Faut-il taxer les superprofits de TotalEnergies face à la flambée des prix à la pompe ? Si la pression politique s’intensifie, plusieurs économistes alertent sur une mesure jugée risquée, susceptible de fragiliser l’investissement et la compétitivité du groupe.
Que peut faire le gouvernement pour enrayer la hausse des prix des carburants ? Le ministre de l’Économie, Roland Lescure, reçoit dès lundi les distributeurs et énergéticiens pour évoquer cette flambée des prix à la pompe. Une initiative qui s’ajoute aux annonces du Premier ministre Sébastien Lecornu, qui a demandé samedi à TotalEnergies de mettre en place "un plafonnement généreux des prix à la pompe".

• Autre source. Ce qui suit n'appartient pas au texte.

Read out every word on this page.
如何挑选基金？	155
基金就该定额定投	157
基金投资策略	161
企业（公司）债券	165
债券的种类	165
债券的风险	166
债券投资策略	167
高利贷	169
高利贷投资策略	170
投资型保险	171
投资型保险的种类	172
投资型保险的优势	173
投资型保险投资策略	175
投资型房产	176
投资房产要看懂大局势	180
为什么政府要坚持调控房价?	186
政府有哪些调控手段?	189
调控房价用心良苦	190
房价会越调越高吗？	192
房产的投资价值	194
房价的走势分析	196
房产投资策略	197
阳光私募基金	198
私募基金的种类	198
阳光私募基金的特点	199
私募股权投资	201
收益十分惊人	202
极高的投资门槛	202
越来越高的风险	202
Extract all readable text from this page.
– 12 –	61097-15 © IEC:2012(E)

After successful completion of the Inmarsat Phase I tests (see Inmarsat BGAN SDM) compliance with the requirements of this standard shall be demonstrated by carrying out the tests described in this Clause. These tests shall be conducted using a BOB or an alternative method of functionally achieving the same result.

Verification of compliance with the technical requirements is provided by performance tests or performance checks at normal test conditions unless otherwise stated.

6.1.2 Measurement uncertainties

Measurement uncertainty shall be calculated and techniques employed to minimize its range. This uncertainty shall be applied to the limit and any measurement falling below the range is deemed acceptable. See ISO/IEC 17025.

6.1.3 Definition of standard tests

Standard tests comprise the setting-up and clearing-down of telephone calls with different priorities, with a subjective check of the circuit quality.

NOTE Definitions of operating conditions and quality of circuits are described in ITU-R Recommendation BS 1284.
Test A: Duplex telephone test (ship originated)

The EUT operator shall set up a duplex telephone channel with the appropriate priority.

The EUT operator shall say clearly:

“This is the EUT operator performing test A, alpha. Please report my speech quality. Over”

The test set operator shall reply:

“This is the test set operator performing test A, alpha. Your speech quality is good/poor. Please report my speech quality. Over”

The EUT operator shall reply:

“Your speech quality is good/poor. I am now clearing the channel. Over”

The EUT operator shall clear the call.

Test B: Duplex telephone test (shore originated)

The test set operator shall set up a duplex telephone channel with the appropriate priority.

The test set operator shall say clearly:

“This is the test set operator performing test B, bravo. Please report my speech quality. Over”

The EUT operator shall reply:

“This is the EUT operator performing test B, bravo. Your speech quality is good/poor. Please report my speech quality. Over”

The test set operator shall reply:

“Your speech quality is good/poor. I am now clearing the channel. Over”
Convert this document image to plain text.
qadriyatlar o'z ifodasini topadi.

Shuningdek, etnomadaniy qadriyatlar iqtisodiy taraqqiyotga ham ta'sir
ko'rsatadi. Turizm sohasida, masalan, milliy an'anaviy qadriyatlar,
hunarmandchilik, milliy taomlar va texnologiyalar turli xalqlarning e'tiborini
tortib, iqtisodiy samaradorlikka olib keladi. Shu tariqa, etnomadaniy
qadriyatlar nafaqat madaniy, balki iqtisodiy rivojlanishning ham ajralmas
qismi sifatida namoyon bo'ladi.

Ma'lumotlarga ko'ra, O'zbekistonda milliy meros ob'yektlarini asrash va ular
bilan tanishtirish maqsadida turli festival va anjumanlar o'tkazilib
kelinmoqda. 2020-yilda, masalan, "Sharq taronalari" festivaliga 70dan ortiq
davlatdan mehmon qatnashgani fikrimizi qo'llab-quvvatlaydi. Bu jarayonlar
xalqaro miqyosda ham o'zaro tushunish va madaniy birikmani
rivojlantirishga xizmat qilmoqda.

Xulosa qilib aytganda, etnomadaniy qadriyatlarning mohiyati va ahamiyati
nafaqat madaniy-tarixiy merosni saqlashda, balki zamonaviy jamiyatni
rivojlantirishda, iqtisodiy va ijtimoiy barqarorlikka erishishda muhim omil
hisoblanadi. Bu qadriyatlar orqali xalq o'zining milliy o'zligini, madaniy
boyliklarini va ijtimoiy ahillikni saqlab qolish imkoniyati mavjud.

"La distribution risque de devenir déficitaire"
Sans donner davantage de précisions, le Premier ministre maintient la pression sur Total, qui s’est engagé à plafonner à 1,99 € le litre d’essence et à 2,09 € celui du diesel tant que la crise durera. Selon Pascal de Lima, chef économiste chez Novaminds, il est difficile pour le géant tricolore d’aller plus loin, au risque d’être mis en difficulté sur la durée.
"Total peut absorber quelques centimes, donc c’est faisable, mais cela restera limité à quelques centimes par litre et sur une période bien déterminée. Évidemment, si la crise continue deux ou trois mois, la distribution risque de devenir déficitaire", explique le spécialiste.
Cela pose un problème de concurrence vis-à-vis des autres distributeurs. Au-delà du plafonnement des prix à la pompe, le Premier ministre est pressé par une partie de la classe politique de mettre en place une taxation des superprofits de l’entreprise.
Une proposition risquée
Une proposition démagogique et risquée d’un point de vue économique, selon Philippe Chalmin, économiste, professeur à l’université Paris-Dauphine et président de la société d’études Cyclope.
"Je suis assez étonné que des gens que je pense être raisonnables, comme les socialistes, y aient adhéré. Mais on retrouve effectivement les deux extrêmes, que ce soit La France insoumise ou le RN. Total, comme toutes les compagnies pétrolières dans le monde, a profité de la hausse des prix. Cela voudrait dire que l’on taxe une entreprise française pour être dynamique à l’international, ce qui peut apparaître paradoxal", juge-t-il.
Selon ces deux spécialistes, le risque serait d’empêcher Total d’investir dans les énergies renouvelables, voire d’inciter l’entreprise à quitter la France.